Flexibility is a virtue—not but because it will let you do anything elaborate and gymnastic, but because it will preserve and possibly even expand your range of motion. This will allow you to pluck a jar from a high shelf or bend low to fetch a pan, without you turning into pure crabmeat. Take care of your hip flexors, and maybe you can fend off the back pain that is lying in hungry wait for everyone at midnight of the last day of their 29th year. The dispatches I receive from the other side have frightened me into this regimen.
Go grease up those joints. Dissolve your self-image as an inflexible person. You can change. I speak as someone who once suffered an excruciating hamstring cramp while playing Halo 2 (local co-op). Now I can smack my palms flat on the floor and even sink into a decent pigeon stretch.
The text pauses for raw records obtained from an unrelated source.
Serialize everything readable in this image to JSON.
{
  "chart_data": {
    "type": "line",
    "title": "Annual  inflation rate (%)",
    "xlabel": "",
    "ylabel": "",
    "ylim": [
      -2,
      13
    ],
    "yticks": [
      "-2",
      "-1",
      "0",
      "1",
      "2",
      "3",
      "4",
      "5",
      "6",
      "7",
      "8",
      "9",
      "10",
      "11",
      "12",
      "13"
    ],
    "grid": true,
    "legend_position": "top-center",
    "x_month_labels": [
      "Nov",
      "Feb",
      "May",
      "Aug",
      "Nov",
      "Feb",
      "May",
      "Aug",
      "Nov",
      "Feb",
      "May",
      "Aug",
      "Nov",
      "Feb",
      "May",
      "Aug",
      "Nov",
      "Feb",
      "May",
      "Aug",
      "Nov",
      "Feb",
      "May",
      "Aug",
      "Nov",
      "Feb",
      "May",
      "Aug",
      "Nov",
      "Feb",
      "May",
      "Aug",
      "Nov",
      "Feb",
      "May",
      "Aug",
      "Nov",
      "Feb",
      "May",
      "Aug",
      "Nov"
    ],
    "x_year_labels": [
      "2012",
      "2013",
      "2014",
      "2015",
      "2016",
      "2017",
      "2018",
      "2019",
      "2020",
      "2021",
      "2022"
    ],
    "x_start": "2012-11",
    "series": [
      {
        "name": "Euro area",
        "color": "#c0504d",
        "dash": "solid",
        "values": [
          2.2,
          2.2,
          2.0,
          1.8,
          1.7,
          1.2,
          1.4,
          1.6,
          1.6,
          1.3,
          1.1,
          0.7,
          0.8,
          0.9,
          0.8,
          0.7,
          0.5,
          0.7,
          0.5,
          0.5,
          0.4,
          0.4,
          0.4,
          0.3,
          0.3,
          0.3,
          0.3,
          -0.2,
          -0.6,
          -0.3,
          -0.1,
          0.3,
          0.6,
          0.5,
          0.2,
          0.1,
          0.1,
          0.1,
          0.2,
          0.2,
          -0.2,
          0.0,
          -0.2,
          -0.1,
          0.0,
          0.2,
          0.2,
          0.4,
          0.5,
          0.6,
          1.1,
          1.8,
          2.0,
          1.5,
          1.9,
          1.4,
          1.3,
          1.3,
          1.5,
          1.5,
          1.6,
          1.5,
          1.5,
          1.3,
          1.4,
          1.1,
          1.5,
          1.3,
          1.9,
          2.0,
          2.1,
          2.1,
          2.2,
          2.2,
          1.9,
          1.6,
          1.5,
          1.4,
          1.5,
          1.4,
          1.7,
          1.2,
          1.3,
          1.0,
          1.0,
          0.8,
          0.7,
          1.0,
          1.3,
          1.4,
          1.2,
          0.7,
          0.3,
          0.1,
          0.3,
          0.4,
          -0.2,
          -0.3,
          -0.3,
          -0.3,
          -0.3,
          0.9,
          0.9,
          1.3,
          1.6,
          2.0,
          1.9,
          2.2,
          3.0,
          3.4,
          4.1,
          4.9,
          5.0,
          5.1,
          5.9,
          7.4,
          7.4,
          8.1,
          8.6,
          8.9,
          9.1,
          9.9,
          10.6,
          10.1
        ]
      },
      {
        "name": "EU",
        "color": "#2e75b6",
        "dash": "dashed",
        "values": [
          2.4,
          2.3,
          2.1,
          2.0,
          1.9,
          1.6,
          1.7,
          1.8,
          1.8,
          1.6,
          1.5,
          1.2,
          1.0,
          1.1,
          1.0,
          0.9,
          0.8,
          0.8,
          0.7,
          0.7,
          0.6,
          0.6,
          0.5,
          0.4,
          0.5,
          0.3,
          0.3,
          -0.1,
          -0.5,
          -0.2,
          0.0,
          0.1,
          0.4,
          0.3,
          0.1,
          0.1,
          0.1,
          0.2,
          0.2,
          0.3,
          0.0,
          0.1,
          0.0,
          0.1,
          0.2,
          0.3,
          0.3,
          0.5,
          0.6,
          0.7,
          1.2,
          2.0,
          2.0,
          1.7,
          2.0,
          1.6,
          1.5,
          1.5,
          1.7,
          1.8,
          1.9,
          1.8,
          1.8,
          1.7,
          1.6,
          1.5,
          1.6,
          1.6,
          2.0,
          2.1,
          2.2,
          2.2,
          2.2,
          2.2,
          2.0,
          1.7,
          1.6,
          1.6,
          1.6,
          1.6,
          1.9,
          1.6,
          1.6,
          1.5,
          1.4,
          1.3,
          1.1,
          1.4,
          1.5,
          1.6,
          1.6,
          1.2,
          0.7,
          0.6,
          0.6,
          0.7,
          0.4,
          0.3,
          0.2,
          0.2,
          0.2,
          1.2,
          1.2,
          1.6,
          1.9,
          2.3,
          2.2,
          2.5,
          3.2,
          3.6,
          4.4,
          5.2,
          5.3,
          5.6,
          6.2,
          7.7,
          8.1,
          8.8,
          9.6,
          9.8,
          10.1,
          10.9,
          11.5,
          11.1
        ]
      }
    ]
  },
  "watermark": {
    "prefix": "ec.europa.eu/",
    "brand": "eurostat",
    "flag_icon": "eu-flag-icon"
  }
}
The feeling after a good stretching session is an eerie, ambient, placeless warmth and calm, not unlike the aftermath of a good massage. This feeling is the highlight of my every quarantined day. This is why I am now addicted to videos of this British man who does stretches as he explains them in helpful detail. We do the same stretches at the same time, me and the man on the screen. I don’t need any friends anymore. He is my friend now.
Mad Dog Fargo says:
This blog actually made me terrified that I couldn’t touch my toes, for no reason mind you, after a lifetime of toe-touching. Got up from my desk and made sure I could still do it and, you know what, it felt pretty nice. Lean into that pose. Palm the floor. Let the dog lick your face. God, we’re never going outside again.
April 24, 2020 — 4:51 pm
Drew says:
also spread your feet apart like youre halfway to a split. then bend over and try to grab each foot. go as far as you can and hold for 10secs. love doing the above and then this when i wake up.
April 24, 2020 — 5:04 pm
Bort License Plate says:
Thank you, Giri,
– Nathan
April 24, 2020 — 5:06 pm
Fart Barfunkel says:
We got crabmeat!
NOW its an Unnamed Temporary Sports Blog Dot Com joint!
April 24, 2020 — 6:51 pm
Cryptkeeper Al Davis says:
I can touch my toes easily — not because I’m in shape or am any sort of limber, but because I have really short legs. In a simpler, better time, I’d have had steady work as a circus freak.
April 24, 2020 — 7:16 pm
Burney McBurnerface says:
Nothing worse than gloating toe touchers. Maybe Clay Travis, but nothing else.
April 24, 2020 — 8:47 pm
Lousie Hench says:
I thought “god, that sounds like Tom Merrick”, and it was!
Channel used to be called Bodyweight Warrior a couple years back, must have finally got too embarrassing for the poor lad.